Device maker formulates copper nanoink

Engineers at Samsung, Korea, have synthesized copper nanoparticles for use in inkjet-printed electronics. According to the results reported in Nanotechnology, the formulation suits low-temperature sintering, which is significant as it opens the door to the use of inexpensive plastic substrates. Inkjet printing is a versatile approach to patterning electronic circuits with additional benefits such as the ability to perform corrective overprinting. Silver inks have been shown to be effective, but are relatively expensive. Copper is a cheaper alternative, but has proved much harder to formulate for inkjet printing applications.

Cobalt nanoparticles damage cancer cells

Graphitic carbon-coated ferromagnetic cobalt nanoparticles are a promising candidate for the thermal ablation of tumours in vivo, according to the results of a recent study published in Nanotechnology. The cobalt-rich particles measure around 7 nm in diameter and are covered with 2–4 layers of grahitic carbon, which provides a protective barrier between the metallic core and the liquid biological environment.

When excited by low radio frequency radiation, the structures heat up and induce localized damage in the surrounding cells. In tests, the team found that 75.2–90.1% of the cells were destroyed when magnetic cobalt nanoparticles were used as the thermal agent compared with only 3.1–6.6% when the experiment was repeated with carbon nanotubes.

Lithography prepares CNT for electrical test

Making reliable electrical connections to nanowires and nanotubes can be problematic, but researchers based at the National University of Singapore think that they have found a solution.
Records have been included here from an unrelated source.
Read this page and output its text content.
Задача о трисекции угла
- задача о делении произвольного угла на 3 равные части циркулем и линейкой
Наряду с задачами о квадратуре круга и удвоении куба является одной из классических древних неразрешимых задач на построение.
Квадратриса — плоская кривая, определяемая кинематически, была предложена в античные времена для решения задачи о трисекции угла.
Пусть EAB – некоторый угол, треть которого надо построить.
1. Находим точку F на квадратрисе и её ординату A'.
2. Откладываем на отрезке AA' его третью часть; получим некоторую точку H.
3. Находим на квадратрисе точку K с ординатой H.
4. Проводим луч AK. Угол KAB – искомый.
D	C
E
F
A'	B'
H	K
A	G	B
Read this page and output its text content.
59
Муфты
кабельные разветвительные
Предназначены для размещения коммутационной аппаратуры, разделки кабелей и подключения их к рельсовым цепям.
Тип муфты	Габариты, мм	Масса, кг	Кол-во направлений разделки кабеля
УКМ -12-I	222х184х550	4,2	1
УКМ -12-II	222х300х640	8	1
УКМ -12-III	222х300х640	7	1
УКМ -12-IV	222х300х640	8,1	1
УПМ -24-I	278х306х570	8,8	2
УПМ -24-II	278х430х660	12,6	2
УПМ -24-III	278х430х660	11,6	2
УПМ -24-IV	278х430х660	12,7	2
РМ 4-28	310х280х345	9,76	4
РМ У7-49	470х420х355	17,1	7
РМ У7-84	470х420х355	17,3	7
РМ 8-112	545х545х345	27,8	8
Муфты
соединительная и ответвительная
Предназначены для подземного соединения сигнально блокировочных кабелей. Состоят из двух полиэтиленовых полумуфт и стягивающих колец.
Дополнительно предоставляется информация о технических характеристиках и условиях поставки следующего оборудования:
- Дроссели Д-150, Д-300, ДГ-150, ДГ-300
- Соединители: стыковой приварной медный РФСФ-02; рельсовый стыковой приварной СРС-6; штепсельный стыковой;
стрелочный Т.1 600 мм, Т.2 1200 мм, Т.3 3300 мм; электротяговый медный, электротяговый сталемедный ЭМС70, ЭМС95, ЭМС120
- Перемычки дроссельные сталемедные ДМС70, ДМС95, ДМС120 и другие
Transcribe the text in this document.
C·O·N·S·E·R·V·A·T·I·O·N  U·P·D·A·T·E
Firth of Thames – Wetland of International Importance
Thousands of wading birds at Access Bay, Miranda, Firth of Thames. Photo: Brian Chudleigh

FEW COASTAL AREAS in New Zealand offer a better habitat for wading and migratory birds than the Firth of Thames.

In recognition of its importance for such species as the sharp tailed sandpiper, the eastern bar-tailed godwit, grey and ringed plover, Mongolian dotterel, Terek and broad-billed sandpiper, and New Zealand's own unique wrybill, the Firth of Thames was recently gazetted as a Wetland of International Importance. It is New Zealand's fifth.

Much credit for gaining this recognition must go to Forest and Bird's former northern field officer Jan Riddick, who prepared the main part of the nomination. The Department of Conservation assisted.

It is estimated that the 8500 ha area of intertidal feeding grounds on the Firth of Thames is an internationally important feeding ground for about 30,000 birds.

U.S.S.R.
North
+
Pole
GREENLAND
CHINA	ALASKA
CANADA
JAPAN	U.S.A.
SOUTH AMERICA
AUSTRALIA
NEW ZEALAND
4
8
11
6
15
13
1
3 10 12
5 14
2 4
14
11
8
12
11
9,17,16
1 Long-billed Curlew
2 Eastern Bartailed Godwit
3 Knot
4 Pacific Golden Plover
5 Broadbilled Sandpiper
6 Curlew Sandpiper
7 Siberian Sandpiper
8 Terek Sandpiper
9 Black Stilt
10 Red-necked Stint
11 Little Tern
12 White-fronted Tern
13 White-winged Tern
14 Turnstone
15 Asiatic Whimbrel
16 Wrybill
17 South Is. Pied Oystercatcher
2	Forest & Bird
The scientists have devised a self-aligning technique that places a top layer of metal on electrodes at either end of the nanostructure. Nanowires are guided into position using dielectrophoresis and then the sample is flipped over and exposed from the substrate side using the same light source that was used earlier for the front-side lithography of the primary electrodes. For full details of the self-masking process, see Nanotechnology 19 455305.